NPRG062 Introduction to Algorithms (winter 2024-5)

Instructors:

This course is a fast-paced introduction to fundamental algorithms, algorithmic complexity, and data structures.

Lectures and other meetings

Requirements

This course includes both a pass/fail credit and a graded final exam.

To receive the credit, you must fulfill the following requirements by Friday, February 14, 2024 at the end of the exam period:

You must complete the credit before you can enroll for the exam.

You may not use ChatGPT, Copilot or other AI tools to generate any code that you submit in any homework assignment in this course. Any use of such tools is considered cheating and may disqualify you from passing the class.

Textbooks

The Miller text is available online (see the link above). There are many copies of the Cormen text in the MFF library on the first floor.

Syllabus

This is a rough map of the ground we plan to cover in this class. (It will probably evolve as the semester goes on.)

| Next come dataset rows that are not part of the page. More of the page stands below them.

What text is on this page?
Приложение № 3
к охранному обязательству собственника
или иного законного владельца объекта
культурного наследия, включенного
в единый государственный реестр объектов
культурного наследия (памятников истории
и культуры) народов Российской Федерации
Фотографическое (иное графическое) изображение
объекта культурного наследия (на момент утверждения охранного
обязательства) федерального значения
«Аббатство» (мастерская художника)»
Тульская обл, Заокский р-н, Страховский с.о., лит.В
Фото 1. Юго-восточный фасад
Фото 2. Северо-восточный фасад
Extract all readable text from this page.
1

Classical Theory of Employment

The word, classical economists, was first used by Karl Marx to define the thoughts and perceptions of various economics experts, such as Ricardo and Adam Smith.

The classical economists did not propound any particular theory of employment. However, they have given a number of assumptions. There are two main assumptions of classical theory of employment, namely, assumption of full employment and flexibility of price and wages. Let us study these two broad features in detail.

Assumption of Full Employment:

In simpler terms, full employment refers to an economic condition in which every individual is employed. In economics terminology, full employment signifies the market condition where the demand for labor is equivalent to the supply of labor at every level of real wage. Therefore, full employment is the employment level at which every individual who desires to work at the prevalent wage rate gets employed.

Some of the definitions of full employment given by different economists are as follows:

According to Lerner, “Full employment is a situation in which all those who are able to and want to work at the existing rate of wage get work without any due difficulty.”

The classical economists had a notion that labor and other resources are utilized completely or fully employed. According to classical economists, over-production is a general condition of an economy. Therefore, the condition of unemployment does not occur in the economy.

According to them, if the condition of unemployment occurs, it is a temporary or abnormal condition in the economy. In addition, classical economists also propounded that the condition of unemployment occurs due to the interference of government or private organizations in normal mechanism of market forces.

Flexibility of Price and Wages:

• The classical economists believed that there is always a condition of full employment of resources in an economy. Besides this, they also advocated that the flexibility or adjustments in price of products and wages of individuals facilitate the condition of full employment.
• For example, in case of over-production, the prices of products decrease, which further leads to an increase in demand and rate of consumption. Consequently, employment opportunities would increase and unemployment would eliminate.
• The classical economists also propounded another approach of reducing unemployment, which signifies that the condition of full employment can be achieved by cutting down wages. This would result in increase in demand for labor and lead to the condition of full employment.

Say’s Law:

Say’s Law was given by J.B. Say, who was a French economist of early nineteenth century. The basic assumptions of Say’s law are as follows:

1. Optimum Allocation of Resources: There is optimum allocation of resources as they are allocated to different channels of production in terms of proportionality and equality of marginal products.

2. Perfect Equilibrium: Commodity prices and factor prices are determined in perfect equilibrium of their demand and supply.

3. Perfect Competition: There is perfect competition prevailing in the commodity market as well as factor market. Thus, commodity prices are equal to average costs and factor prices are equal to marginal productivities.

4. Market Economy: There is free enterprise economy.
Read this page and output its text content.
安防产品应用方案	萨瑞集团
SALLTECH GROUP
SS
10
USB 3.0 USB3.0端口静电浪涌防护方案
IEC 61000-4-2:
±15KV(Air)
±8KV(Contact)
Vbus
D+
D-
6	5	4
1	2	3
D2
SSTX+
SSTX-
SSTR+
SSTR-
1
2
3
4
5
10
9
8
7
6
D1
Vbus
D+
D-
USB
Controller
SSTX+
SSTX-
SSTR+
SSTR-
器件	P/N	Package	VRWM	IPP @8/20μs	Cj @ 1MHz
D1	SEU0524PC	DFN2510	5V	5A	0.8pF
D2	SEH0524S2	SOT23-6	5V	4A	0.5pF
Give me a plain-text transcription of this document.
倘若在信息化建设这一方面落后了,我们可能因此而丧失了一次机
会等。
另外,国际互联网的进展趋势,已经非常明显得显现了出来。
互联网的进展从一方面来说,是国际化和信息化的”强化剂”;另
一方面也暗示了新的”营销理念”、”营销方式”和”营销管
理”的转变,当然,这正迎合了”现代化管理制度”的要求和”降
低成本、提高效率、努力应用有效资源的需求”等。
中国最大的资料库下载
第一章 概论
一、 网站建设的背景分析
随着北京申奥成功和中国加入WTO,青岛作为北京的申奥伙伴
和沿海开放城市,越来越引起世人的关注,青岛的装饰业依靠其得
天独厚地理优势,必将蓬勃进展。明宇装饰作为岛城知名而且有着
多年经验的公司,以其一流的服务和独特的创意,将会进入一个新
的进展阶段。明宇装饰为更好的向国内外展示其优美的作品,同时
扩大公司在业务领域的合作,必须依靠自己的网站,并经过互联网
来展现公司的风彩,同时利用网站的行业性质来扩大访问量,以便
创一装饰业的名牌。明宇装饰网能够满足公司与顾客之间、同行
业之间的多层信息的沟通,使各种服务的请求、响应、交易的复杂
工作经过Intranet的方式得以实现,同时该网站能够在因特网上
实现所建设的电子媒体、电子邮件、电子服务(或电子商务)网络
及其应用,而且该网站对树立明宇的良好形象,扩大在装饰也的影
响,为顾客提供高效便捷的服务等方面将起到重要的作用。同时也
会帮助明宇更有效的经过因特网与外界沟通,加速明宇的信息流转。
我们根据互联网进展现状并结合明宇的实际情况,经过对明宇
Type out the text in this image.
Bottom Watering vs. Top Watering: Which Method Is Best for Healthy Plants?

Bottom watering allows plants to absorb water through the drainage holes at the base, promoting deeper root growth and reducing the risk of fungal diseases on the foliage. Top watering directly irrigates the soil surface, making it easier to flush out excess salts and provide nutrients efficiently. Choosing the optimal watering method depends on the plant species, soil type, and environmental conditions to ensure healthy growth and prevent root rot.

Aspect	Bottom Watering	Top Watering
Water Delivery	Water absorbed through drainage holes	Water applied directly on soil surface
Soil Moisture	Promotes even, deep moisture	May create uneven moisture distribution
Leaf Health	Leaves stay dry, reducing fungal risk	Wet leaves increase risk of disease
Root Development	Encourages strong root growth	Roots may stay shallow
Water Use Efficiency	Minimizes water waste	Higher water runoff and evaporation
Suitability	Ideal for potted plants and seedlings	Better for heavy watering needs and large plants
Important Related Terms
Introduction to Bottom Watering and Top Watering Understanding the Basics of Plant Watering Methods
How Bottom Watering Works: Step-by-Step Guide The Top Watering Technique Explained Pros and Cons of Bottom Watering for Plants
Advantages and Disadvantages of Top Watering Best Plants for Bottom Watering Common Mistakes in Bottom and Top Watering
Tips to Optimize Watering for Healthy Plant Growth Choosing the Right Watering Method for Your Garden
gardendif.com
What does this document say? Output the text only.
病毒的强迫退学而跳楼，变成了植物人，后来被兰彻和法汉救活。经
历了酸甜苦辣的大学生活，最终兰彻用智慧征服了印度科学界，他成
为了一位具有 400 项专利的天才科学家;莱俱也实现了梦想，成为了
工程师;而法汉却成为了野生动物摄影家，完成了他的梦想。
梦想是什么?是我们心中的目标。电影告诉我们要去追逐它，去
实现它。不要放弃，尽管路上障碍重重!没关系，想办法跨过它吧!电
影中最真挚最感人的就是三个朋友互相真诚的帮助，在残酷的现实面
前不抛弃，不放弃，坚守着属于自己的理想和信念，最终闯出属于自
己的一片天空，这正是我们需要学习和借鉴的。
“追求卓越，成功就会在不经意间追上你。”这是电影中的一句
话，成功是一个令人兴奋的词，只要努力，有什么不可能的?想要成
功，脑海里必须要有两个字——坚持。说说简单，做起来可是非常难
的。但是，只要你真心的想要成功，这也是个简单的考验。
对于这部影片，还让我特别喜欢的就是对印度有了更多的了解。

October 2 (notes) (exercises)
Powers of two and ten. Logarithms. Divisibility. Quotient and remainder. Decimal representation. Numbers in different bases. Converting between bases.
October 9 (notes) (exercises)
Prime numbers. Primality testing using trial division. The fundamental theorem of arithmetic. Prime factorization. Greatest common divisor. Euclid's algorithm. Least common multiple.
October 16 (notes) (exercises)
Limits. Big-O notation. Analyzing a program's running time. Worst-case and best-case analysis. The sieve of Eratosthenes.
October 23
No lecture (matriculation of first-year students)
October 30 (notes) (exercises)
Sequential search in an array. Binary search for values. Binary search for a boundary. Bubble sort, selection sort. Insertion sort.
November 6 (notes) (exercises)
Merging sorted arrays. Mergesort. Running time of recursive functions. Quicksort.
November 13 (notes) (exercises)
Abstract data types. Stacks. Queues. Linked lists. Sets. Binary trees.
November 20 (notes) (exercises)
Binary search trees. Balanced and imbalanced trees. Dictionaries (maps). Dynamic arrays. Hash functions.
November 27
Hash tables. Priority queues. Binary heaps. Heapsort. Lower bounds for sorting.
December 4
Graph representations. Depth-first search. Breadth-first search. Shortest paths in a graph.
December 11
Searching in state spaces. Infix, prefix and postfix notations.
December 18
Expression trees. Parsing and evaluating arithmetic expressions. More state space searching.
December 25
No lecture (winter vacation).
January 1
No lecture (winter vacation).
January 8
Stable sorts. Sorting in linear time. Counting sort. Radix sort.